1:4-5 A realização meramente humana significa pouco para Paulo; na carne ‘nada de bom vive’ (Rm 7:18). Ele dá graças, não pelo que os coríntios fizeram por si mesmos, mas pelo que a graça de Deus dada... em Cristo Jesus realizou neles. Ele destaca dois pontos, falar, dizer a verdade, e conhecimento, apreender a verdade (Robertson ressalta que é importante ter algo que valha a pena dizer e não mera fluência). ‘Ele seleciona os dons dos quais os coríntios se orgulhavam especialmente’ (Parry). Mais tarde, ele combina os dois na ‘palavra do conhecimento’ (12:8).
1:6 Nosso testemunho sobre Cristo aponta para a natureza derivada do evangelho. O evangelho é a boa notícia do que Deus fez; tudo o que os pregadores fazem é transmiti-lo, dar seu testemunho disso. Este testemunho foi confirmado nos Coríntios. O verbo é frequentemente usado nos papiros no sentido legal de garantir. 2 Paulo está dizendo que as vidas transformadas dos coríntios, especificamente seu ‘falar’ e seu ‘conhecimento’ (v. 5), demonstraram a validade da mensagem pregada a eles.
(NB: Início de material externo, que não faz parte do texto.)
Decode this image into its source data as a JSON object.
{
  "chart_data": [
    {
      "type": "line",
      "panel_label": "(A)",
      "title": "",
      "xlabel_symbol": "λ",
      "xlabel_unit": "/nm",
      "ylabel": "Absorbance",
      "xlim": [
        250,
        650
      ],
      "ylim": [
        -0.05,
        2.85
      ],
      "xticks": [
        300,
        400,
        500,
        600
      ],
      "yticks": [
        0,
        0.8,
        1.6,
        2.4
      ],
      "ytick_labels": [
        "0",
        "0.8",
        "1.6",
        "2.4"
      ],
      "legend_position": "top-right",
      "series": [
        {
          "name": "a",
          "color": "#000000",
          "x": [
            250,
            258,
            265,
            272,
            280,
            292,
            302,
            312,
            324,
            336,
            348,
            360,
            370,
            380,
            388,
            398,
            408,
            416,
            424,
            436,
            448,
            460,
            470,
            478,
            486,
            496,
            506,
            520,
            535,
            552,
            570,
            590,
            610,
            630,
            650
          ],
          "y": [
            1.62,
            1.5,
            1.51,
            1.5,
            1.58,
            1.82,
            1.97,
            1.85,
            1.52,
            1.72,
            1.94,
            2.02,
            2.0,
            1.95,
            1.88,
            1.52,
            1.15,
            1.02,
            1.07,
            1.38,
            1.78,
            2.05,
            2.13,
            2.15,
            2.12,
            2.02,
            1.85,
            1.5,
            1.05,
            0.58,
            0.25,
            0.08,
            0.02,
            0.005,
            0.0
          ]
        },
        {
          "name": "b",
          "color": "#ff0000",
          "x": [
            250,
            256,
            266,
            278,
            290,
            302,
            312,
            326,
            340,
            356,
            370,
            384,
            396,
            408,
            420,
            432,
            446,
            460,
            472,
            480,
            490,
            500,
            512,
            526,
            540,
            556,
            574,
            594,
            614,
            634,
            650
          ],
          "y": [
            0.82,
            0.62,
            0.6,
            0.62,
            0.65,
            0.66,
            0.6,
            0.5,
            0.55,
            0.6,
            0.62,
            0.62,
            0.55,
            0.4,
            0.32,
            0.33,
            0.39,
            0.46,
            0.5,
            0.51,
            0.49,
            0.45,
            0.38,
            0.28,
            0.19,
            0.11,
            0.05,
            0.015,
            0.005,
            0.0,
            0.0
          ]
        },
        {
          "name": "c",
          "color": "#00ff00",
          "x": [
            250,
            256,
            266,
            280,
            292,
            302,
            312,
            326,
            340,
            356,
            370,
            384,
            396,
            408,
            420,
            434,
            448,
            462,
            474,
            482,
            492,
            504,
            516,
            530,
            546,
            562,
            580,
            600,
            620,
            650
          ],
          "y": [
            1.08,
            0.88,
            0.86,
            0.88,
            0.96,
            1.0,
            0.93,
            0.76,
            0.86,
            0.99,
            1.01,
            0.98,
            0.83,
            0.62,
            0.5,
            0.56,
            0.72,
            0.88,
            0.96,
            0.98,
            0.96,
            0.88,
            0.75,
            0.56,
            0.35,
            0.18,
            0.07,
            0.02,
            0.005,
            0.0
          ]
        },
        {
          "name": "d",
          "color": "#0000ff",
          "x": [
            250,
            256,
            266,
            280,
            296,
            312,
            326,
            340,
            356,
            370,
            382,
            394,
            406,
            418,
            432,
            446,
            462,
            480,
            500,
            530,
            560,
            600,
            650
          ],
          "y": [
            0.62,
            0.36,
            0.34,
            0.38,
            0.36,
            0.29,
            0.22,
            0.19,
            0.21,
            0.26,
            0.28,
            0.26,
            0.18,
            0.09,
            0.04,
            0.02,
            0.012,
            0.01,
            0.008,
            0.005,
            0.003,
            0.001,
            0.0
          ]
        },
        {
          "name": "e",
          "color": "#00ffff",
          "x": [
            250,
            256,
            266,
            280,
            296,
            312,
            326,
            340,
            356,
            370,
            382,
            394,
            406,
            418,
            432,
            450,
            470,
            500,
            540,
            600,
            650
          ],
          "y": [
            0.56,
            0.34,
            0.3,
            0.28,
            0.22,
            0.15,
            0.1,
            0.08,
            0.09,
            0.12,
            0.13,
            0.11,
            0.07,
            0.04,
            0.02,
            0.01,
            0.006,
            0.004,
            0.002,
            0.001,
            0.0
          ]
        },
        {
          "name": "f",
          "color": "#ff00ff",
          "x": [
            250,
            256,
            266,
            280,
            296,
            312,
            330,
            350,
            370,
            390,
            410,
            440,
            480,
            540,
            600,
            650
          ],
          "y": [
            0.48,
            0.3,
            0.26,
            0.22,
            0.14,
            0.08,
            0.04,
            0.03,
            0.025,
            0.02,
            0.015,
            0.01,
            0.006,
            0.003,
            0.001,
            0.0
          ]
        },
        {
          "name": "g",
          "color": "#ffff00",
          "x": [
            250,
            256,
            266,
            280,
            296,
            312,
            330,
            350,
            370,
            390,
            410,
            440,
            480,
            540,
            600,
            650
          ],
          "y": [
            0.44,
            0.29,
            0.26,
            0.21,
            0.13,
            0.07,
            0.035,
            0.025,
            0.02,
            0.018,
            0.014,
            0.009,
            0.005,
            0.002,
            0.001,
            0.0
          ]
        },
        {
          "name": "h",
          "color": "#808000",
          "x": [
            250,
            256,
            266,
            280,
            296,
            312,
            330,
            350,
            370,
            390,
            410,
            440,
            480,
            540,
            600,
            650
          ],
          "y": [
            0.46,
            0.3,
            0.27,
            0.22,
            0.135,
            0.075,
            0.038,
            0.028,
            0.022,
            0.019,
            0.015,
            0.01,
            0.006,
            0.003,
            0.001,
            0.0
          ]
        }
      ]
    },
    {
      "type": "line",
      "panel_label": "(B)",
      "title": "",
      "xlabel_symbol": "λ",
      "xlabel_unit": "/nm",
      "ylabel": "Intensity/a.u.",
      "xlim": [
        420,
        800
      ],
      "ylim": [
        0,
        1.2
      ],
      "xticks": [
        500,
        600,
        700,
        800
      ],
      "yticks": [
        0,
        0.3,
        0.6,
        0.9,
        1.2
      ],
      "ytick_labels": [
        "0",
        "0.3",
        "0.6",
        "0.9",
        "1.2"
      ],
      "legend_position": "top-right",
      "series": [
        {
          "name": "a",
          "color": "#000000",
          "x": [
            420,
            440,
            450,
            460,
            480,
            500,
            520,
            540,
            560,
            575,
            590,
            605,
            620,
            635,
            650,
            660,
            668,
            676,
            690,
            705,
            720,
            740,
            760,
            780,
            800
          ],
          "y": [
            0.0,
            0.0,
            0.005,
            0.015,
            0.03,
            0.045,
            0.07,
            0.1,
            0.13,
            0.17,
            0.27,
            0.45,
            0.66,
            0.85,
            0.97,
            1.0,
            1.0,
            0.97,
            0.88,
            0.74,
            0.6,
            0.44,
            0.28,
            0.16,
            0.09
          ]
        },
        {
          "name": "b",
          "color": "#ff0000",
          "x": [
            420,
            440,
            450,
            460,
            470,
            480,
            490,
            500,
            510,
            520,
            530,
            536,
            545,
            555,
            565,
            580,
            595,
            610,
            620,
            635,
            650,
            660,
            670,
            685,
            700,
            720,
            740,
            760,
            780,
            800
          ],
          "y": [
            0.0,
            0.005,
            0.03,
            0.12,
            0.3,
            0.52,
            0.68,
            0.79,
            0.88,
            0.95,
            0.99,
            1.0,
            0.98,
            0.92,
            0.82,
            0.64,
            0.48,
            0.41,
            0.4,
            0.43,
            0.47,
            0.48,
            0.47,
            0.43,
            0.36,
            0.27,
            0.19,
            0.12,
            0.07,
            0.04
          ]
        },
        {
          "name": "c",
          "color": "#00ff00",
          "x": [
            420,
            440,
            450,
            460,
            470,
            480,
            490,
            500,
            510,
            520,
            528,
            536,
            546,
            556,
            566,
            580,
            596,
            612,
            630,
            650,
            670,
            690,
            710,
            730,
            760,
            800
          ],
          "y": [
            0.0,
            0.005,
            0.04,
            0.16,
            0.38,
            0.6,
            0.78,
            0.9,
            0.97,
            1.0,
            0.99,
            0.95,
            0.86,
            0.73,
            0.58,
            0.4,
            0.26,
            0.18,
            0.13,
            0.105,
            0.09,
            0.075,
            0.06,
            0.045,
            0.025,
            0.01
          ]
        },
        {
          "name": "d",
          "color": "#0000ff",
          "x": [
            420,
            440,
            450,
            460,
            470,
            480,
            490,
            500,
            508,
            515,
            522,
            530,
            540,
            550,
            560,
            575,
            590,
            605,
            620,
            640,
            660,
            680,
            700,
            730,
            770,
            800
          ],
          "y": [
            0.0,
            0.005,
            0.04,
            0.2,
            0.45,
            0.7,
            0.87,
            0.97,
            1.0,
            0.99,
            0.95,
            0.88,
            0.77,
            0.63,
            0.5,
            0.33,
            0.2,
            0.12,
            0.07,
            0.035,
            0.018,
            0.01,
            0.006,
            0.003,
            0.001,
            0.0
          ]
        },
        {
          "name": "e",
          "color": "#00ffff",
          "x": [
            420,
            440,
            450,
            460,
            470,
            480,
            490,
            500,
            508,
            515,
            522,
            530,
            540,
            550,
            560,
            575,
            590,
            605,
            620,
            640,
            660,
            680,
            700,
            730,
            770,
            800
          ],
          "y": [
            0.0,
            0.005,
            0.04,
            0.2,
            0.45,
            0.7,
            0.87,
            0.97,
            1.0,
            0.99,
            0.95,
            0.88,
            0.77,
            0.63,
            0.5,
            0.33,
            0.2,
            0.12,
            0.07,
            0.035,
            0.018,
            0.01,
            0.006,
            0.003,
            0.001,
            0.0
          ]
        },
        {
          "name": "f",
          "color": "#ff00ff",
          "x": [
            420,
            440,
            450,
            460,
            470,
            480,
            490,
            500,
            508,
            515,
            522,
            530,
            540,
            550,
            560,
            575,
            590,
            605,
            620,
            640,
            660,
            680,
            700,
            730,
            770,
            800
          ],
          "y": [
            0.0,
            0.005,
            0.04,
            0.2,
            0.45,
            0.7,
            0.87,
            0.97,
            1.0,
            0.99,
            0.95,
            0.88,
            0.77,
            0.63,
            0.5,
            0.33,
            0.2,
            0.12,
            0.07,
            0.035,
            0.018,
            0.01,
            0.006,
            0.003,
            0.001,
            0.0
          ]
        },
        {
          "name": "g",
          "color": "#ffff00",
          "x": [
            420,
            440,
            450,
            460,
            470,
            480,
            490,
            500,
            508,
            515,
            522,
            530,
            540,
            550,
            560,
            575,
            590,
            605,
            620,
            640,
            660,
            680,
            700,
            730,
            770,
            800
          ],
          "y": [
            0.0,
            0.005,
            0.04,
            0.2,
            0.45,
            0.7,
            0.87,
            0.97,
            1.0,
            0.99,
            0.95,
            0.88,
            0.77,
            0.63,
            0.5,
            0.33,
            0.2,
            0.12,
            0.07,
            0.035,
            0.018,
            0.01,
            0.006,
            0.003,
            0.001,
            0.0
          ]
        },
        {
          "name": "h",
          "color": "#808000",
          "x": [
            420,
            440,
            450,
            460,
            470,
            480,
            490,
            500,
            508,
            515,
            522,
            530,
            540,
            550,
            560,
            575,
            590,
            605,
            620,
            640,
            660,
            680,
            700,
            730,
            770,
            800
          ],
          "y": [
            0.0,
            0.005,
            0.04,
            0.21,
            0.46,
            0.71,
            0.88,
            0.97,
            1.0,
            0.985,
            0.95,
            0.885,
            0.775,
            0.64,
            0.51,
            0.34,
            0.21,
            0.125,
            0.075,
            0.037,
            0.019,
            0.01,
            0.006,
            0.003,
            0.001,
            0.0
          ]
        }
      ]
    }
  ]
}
Os efeitos da pregação eram a garantia de sua verdade.
1:7 O resultado (portanto) de tudo isso é que os coríntios não carecem de dom espiritual (carisma). Esta palavra é usada (a) de salvação (Rm 5:15), (b) das boas dádivas de Deus em geral (Rm 11:29), e (c) de dons especiais do Espírito (12:4ss.). Aqui o pensamento é o mais amplo (b). Deus enriqueceu suas vidas para que não lhes falte nenhum dom espiritual. A referência à segunda vinda do Senhor é inesperada. Mas o presente antegozo do Espírito pode muito bem direcionar nossos pensamentos para a experiência mais completa que nos espera no último grande dia (cf. Rom. 8:23; Ef. 1:13-14). A palavra revelado (na verdade o substantivo ‘revelação’) aponta para o conhecimento mais completo que a vinda do Senhor trará (cf. 2 Tessalonicenses 1:7). Nós o veremos como ele é (1 João 3:2). Os crentes esperam, não com apatia, mas com esperança positiva (cf. Conzelmann).
1:8 O verbo mantê-lo forte é aquele traduzido ‘foi confirmado’ no v. 6. Cristo, que enriqueceu os coríntios e lhes deu graça e toda boa dádiva, é a garantia de que até a última vez nada lhes faltará. O enriquecimento com os dons do Espírito é em si mesmo uma garantia, um antegozo das coisas boas que estão por vir. Assim como o fim dos tempos pode ser referido como a ‘revelação’ de Cristo (v. 7), também pode ser mencionado como o dia de nosso Senhor Jesus Cristo. O Antigo Testamento aguarda a vinda do ‘dia do Senhor ‘ (Amós 5:18); o Novo vê isso como o dia de Cristo. Aqui o pensamento é que porque é o dia dele e porque é ele quem vai ‘garantir’ os coríntios, eles podem ter certeza de que serão irrepreensíveis naquele dia. Nenhuma acusação pode ser feita contra aqueles a quem Cristo garante (cf. Rm 8:33).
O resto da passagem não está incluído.